UPDATE: Smith & Nephew's Results Beat Forecasts, CEO To Retire
February 10 2011 - 4:43AM
Dow Jones News
U.K. medical device maker Smith & Nephew PLC (SN.LN)
Thursday reported better-than-expected fourth-quarter earnings and
said Chief Executive David Illingworth will retire in April.
Illingworth, who has been at the helm of the company since 2007
and oversaw a period of rising sales and improving margins, will be
replaced by Olivier Bohuon, former chief executive of drug maker
Pierre Fabre SA and a former executive at U.S. healthcare group
Abbott Laboratories (ABT).
Illingworth told reporters his decision to retire was a personal
one and was not related to renewed takeover speculation that has
dogged the company in recent months.
Speculation that Smith & Nephew was being stalked by a U.S.
rival reached fever pitch at the beginning of 2011, pushing its
share price to record highs, with Johnson & Johnson (JNJ) and
Biomet Inc. named as likely suitors.
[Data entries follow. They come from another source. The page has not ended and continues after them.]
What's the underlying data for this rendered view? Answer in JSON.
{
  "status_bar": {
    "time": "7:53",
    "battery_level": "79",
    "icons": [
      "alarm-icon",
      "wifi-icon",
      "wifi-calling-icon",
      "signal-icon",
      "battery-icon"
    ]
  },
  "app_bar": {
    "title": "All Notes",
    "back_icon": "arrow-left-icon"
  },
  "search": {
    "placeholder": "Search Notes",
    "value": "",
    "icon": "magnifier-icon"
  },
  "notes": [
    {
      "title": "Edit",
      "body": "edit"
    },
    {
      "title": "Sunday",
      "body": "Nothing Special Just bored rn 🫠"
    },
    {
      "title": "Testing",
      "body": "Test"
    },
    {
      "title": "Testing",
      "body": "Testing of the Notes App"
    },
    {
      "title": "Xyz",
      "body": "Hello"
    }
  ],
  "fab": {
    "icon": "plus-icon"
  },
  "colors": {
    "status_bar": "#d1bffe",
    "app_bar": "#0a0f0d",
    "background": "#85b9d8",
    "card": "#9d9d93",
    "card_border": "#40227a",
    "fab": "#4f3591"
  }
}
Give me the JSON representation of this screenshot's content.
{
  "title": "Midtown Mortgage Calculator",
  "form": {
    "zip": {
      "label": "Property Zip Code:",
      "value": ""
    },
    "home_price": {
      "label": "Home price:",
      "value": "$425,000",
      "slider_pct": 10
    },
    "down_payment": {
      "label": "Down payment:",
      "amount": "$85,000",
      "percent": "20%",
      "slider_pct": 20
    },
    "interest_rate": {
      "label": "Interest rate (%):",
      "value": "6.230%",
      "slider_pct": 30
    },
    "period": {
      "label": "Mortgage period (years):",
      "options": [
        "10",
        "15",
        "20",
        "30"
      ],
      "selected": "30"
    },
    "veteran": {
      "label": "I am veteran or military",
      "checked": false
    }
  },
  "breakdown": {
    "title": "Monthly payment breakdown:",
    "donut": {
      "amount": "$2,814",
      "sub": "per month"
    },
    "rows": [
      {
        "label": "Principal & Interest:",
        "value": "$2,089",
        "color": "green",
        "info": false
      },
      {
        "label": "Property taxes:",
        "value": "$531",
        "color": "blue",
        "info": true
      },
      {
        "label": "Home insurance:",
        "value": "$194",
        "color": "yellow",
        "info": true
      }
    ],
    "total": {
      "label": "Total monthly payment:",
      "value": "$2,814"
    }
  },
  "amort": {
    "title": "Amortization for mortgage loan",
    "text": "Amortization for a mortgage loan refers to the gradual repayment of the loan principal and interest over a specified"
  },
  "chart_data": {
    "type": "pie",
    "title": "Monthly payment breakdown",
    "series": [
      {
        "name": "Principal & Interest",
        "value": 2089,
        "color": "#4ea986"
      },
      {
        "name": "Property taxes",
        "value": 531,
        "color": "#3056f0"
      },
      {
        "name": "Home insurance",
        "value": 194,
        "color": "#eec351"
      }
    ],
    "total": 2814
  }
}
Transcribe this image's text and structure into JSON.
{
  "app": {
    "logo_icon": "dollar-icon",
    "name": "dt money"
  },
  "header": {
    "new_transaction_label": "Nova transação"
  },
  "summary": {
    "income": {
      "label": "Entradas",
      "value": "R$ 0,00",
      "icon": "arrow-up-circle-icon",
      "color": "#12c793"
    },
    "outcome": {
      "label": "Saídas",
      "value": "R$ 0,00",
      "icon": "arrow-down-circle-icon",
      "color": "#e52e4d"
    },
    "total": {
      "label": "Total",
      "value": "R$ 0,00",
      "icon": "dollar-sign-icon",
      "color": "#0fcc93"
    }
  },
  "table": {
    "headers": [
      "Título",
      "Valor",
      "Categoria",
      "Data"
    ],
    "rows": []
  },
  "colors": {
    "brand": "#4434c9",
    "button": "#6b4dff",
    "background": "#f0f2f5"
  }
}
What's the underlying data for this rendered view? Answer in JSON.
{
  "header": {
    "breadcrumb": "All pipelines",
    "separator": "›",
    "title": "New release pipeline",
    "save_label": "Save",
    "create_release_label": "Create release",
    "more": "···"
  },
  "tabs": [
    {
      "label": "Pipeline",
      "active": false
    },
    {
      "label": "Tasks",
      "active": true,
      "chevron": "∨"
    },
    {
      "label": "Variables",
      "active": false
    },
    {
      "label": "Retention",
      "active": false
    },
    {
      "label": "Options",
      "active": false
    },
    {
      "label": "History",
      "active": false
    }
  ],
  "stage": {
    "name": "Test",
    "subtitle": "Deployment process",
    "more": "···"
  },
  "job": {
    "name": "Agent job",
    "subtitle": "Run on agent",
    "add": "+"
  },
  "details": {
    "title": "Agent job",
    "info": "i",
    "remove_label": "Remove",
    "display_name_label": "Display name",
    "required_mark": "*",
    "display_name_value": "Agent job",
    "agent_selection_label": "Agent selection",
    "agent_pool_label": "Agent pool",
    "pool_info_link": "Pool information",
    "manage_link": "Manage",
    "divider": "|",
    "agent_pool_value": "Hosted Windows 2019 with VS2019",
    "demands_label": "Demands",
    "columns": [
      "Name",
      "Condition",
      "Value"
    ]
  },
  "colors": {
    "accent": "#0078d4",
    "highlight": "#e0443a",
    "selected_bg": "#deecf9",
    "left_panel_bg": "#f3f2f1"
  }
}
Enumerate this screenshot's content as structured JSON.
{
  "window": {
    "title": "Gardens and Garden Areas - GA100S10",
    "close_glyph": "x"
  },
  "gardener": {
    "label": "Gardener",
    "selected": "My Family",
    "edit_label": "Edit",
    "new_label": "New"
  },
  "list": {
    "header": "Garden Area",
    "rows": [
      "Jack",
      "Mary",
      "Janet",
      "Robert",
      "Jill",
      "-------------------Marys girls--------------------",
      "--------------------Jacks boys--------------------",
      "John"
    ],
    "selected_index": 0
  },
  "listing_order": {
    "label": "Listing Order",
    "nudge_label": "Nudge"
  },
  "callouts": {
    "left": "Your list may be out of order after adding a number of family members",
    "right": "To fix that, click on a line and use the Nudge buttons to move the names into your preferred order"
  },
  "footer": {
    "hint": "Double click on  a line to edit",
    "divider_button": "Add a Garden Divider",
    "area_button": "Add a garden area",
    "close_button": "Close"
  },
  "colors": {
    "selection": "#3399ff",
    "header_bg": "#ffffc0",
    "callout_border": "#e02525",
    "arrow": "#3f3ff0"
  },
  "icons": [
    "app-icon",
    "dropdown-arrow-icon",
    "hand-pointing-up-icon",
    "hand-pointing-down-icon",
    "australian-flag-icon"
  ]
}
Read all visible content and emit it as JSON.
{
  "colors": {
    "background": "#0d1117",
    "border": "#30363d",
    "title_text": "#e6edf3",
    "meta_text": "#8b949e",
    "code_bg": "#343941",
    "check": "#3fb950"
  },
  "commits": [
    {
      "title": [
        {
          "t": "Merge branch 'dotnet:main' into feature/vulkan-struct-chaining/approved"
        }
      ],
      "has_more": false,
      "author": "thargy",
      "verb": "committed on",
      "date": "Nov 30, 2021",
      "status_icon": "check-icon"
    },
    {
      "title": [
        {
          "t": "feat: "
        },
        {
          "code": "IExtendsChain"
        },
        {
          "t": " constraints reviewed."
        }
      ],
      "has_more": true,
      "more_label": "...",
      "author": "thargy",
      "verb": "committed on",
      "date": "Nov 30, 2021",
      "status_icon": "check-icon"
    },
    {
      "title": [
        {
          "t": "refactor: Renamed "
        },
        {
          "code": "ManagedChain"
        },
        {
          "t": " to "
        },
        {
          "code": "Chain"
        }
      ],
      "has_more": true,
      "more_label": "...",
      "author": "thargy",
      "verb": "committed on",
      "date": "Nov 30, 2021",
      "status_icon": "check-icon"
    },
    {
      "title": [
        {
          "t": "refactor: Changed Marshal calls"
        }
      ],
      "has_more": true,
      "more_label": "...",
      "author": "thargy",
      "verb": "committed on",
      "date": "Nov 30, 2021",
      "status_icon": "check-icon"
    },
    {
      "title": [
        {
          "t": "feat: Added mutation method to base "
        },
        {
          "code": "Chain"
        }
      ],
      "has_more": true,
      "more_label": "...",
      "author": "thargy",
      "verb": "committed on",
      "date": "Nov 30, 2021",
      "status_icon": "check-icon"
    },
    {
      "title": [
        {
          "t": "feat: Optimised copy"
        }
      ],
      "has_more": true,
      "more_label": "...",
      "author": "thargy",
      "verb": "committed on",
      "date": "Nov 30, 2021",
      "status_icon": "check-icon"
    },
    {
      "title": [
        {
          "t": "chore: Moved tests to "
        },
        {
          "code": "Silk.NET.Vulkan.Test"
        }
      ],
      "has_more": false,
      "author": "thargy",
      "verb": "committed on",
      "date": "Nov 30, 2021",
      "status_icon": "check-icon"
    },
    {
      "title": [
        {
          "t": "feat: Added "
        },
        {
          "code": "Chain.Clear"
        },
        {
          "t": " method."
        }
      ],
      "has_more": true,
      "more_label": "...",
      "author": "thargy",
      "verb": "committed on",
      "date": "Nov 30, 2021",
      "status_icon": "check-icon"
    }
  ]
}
Smith & Nephew said Jan.
14 it wasn't in any offer talks and Illingworth referred reporters
to that statement when queried about takeover approaches
Thursday.
Smith & Nephew reported a net profit of $182 million for the
final quarter of 2010, compared with $128 million a year earlier.
Revenue was flat at $1.07 billion.
Earnings per share, excluding some items, rose to 21.6 cents
from 20.3 cents, well ahead of analysts' average expectations of
18.9 cents, according to data compiled by the company.
Smith & Nephew increased its dividend by 10% to 9.82 cents a
share.
The company said sales were flat because there were fewer
trading days in the 2010 fourth quarter than a year earlier, an
anomaly caused by Christmas holidays.
Earnings benefited from strong sales of high-margin products
like a knee implant certified to last for 30 years and surgical
instrument sets designed to match patients' anatomy. Sales of
devices used to fix sports injuries and wound care products also
rose, Smith & Nephew said.
Sales at its orthopedic division declined 1% on year, excluding
the effect of exchange rates, although sales of replacement hips
and knees outpaced the wider market. U.S. rivals Stryker Corp.
(SYK) and Zimmer Holdings Inc. (ZMH) also reported an improvement
in fourth-quarter hip and knee sales.
London-based Smith & Nephew's flagship products are designed
for younger patients, a grouping who put off operations more
frequently than retirees during the recession because of worries
about taking long periods off work or out-of-pocket costs.
Illingworth told reporters procedure volumes are improving but
that it's as yet unclear how much of that increase is due to those
who had previously deferred undergoing surgery.
Market conditions remain challenging, Illingworth said.
Governments and insurers in developed countries are pressing for
lower prices and consumers are sometimes opting for cheaper
implants. But ageing populations and increasing demand for devices
in emerging markets will aid long-term sales, he said.
At 0855 GMT, shares in Smith & Nephew were up 12 pence or
1.8% at 725 pence, outperforming a 0.6% lower FTSE 100 index.